A 31-year-old female blood donor from north Kashmir’s Kupwara district has set a glaring example of social service as she has donated blood twenty-five times in the past nine years.
Bilqees Ara, an Accredited Social Health Activist (ASHA) working at health and wellness centre at Gundchabotra village in Kupwara said she first donated blood in 2012 to her cousin who was pregnant and was in dire need of blood.
“I had accompanied my cousin to the hospital where doctors said she needed blood. That is how I donated for the first time,” she said.
Bilqees, a mother of three children said once her child who was ailing in a hospital needed blood and she donated that time too.

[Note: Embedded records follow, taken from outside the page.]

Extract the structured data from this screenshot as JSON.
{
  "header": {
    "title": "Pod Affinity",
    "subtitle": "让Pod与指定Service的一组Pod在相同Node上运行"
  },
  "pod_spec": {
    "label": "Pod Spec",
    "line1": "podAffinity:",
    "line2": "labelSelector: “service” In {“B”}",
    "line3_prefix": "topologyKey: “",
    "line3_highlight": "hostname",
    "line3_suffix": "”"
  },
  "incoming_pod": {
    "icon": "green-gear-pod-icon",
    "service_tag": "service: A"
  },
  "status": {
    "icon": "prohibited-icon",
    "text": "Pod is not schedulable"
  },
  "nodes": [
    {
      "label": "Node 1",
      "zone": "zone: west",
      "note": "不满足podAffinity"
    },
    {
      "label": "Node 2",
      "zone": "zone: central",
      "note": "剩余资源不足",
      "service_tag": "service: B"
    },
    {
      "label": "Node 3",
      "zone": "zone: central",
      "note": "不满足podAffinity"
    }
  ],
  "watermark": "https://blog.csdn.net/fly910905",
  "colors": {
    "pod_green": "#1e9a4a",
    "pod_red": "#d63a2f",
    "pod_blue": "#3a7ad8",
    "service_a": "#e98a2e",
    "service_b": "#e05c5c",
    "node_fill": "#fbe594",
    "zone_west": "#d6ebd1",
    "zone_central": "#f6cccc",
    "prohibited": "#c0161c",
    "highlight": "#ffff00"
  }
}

Wife of a teacher, Bilqees said most of the women in her area are suffering from anemia and are often in dire need of blood when they deliver their babies.
“I always stand ready to go for blood donation. I am donating it just to save precious lives,” she said.

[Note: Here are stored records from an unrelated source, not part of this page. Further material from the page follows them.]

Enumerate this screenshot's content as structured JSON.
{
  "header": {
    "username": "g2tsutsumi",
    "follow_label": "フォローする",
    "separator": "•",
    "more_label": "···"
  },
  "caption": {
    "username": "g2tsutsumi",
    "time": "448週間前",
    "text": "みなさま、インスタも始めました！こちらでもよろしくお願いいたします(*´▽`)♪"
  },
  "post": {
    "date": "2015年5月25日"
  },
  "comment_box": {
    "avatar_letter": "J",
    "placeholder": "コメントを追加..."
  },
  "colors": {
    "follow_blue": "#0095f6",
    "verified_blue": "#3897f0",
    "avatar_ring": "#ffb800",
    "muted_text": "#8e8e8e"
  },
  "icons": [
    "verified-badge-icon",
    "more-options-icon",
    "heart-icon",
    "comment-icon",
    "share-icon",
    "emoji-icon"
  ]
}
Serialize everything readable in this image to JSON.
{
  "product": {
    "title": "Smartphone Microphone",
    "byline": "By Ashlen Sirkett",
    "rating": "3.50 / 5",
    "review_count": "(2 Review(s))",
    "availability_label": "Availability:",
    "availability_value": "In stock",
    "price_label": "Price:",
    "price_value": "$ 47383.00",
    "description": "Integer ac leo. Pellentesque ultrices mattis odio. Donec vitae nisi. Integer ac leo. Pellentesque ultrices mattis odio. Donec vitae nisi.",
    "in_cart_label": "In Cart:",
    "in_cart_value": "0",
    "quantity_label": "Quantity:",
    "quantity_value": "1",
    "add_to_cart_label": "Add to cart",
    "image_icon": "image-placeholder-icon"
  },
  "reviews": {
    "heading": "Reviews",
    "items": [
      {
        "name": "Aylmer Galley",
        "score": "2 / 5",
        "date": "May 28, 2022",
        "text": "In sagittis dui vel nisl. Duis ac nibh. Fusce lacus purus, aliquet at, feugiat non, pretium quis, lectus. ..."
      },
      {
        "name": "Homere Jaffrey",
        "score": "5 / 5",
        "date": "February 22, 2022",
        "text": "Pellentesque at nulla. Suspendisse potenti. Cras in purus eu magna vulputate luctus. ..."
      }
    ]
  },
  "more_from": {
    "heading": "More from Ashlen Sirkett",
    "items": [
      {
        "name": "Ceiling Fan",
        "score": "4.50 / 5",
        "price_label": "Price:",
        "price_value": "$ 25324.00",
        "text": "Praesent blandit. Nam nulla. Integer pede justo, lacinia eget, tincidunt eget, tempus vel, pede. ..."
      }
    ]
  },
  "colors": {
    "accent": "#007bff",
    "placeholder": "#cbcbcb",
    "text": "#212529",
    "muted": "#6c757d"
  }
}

Bilquees said last year, there was a pregnant lady from her area who was admitted in Lal Ded maternity hospital Srinagar and she needed blood immediately.
She was informed about it at 11 in the night. Bilquees along with her husband drove to Srinagar during the night and donated blood for the patient.
Her blood helped make that recovery possible.
Besides herself being a blood donor, she is an active campaigner for the same cause as well.
“I ask everyone to donate blood. There is nothing wrong with it. There is still a social stigma about it when it comes to females. But now I get calls from many women who also want to donate their blood,” she says.
Optimistic Bilquees is satisfied being part of such a noble cause.
“If I save a life by donating one pint, it gives me pleasure. I want to donate till my last breath,” she says.
Bilquees is a regular blood donor at District Hospital Handwara where she has donated blood more than twelve times so far. She has also donated blood at Sub District Hospital Kupwara and LD Hospital Srinagar on several occasions.
“Whenever a patient needs blood, officials at Blood Bank at DH Handwara call me and I try to make myself available as quickly as possible to donate blood,” she said.
She said her determination has also motivated her husband who is also a blood donor. She is encouraging women in her neighborhood to donate blood.
The ASHA worker, also a COVID-19 warrior, said she has been at the frontlines in vaccination and has motivated people to come forward and get vaccinated.
Since the Covid vaccination drive started across Kashmir, she has persuaded scores to take the COVID vaccine to keep the deadly disease at bay.
During 2014-15, Government Medical College, Srinagar conducted a study titled 'Gender Differences in Blood Donation' among donors of Kashmir. The study revealed that females contribute a meager 4.44% of blood while blood donation by males was 95.56% in J&K.
Dr Javaid Iqbal Khan, a hematologist at Srinagar’s Lal Ded hospital who also handles the hospital’s blood bank said there is no government protocol for blood donation.
“When we are in dire need of blood during emergencies, we inform the public. We also contact the volunteer donors directly,” he said.
“Those who donate blood, it regenerates among them. Donors need to eat an iron-rich diet. They should also eat fruits, meat and vegetables,” Dr Javaid said.
The need for blood is often felt at the maternity hospital.
The doctor said a male can donate 4 pints in a year while a female can donate three times in a year.
“If someone donates more than four pints, it will become problematic and can cause anemia. Any person below 18 can’t donate blood. It is a crime,” Dr Javaid said.
“In India, 65 is the upper age limit to donate the blood. The best age is 60. In developed countries, the upper age limit for the donation is 75,” he said.